Bath Academy of Media Makeup
- Founder: Melanie Crump
- Location: Bath, Somerset, England;
- Key people: Peter Swords King - Artistic Director
- Website: www.bammakeup.com

= Bath Academy of Media Makeup =

The Bath Academy of Media Makeup (BAMM) is a private educational facility for makeup artistry training located in the historic city of Bath, England. The academy offers professional training courses in the medias of television, theatre, film, fashion and special effects makeup.

== History ==
The Bath Academy of Media Makeup was founded by Melanie Crump in 2012. In early 2013 the academy appointed Peter Swords King as its Artistic Director.

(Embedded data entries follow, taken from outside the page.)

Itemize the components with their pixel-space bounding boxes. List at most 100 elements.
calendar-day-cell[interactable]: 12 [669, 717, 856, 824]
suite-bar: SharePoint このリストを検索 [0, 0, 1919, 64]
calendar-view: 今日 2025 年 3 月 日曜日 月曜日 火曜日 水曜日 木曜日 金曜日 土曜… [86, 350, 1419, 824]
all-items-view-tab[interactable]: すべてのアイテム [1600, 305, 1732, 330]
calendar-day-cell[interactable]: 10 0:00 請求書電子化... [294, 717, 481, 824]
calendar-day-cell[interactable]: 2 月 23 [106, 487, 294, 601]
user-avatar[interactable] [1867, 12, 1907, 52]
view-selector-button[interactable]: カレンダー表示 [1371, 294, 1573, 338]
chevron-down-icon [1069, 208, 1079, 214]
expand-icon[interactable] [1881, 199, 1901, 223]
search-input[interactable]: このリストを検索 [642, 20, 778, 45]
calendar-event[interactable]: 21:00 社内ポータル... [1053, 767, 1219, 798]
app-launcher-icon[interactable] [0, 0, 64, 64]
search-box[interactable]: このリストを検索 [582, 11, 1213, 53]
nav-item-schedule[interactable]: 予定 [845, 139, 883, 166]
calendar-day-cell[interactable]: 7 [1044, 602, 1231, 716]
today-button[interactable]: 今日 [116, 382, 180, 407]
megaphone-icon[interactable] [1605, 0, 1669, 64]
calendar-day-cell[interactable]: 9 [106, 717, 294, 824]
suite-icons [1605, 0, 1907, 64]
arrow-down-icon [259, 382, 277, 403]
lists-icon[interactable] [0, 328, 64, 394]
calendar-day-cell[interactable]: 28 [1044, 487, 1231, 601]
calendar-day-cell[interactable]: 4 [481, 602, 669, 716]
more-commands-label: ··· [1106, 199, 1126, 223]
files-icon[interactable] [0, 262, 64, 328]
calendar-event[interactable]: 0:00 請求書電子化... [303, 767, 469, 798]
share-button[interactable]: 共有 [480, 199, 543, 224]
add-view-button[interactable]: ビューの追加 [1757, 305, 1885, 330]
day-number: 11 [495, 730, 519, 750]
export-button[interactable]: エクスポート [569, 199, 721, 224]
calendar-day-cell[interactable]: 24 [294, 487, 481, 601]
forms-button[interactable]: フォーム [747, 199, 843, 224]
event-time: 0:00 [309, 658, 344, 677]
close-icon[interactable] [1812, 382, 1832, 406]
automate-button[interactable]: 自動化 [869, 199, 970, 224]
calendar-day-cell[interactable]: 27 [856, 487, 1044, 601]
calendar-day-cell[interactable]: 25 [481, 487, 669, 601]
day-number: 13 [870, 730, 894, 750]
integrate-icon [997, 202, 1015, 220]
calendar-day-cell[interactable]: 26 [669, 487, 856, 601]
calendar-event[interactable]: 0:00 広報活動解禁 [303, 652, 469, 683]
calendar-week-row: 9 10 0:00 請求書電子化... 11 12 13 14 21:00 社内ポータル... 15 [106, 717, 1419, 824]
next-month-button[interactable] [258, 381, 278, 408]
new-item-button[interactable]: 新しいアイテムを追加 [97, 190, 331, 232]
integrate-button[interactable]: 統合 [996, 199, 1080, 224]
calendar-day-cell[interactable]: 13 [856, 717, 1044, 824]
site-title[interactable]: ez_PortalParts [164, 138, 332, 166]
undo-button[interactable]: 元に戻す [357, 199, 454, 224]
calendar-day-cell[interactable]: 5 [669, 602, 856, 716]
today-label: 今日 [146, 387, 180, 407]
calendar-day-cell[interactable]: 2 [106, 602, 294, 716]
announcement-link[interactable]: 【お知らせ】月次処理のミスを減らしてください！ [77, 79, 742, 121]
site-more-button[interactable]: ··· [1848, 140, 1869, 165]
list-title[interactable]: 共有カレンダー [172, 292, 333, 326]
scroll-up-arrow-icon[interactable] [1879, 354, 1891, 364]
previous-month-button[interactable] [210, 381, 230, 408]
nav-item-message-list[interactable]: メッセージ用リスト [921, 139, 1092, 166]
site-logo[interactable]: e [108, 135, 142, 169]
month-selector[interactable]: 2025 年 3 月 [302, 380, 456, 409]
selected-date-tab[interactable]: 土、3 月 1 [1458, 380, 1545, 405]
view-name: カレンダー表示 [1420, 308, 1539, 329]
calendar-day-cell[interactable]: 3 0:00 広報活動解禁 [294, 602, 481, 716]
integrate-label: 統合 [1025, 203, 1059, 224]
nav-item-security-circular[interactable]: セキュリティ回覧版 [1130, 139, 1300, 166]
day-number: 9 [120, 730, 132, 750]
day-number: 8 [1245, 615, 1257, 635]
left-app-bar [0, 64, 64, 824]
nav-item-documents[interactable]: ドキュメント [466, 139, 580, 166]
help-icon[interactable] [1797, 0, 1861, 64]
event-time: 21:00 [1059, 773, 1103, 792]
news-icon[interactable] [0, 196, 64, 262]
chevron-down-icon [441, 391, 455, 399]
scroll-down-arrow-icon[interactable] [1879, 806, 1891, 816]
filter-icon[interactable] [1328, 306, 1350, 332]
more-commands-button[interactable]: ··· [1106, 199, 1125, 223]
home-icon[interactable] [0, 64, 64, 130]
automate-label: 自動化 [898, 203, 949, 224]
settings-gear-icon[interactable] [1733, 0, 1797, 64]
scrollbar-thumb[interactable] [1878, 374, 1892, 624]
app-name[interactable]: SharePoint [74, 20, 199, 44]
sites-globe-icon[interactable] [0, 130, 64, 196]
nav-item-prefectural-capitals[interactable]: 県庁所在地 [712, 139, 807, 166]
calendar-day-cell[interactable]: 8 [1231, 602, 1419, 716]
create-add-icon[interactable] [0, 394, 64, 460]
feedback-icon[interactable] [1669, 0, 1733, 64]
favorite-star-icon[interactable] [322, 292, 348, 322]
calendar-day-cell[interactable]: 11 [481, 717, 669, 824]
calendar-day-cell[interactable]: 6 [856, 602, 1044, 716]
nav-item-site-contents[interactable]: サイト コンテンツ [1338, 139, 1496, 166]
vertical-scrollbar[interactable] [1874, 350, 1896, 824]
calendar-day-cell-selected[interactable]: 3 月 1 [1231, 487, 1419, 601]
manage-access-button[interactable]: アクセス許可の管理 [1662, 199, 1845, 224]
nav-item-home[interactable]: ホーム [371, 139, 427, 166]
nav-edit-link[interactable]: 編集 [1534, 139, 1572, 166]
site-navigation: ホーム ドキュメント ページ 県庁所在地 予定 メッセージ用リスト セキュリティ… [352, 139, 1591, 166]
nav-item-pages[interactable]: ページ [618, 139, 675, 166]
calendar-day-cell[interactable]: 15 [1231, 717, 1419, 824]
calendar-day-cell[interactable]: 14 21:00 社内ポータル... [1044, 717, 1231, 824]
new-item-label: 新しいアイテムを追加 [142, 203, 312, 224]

The Bath Academy of Media Makeup was accredited by the British Accreditation Council (BAC) in March 2015 and accepts both UK and international students. In September 2015 the Academy became affiliated with the Bath Spa University.

== Peter Swords King ==
The Bath Academy of Media Makeup's Artistic Director is Academy and BAFTA award-winning makeup designer Peter Swords King.

== Causes ==
In June 2013 the Bath Academy of Media Makeup and Peter Swords King teamed up with The Body Shop to launch the "BAMM Recreate Competition" to search for up and coming talent in makeup artistry. The competition will raise awareness for the Teenage Cancer Trust (TCT) and generate funding that will be used to help build the first specialist cancer unit for young people in the South West of England.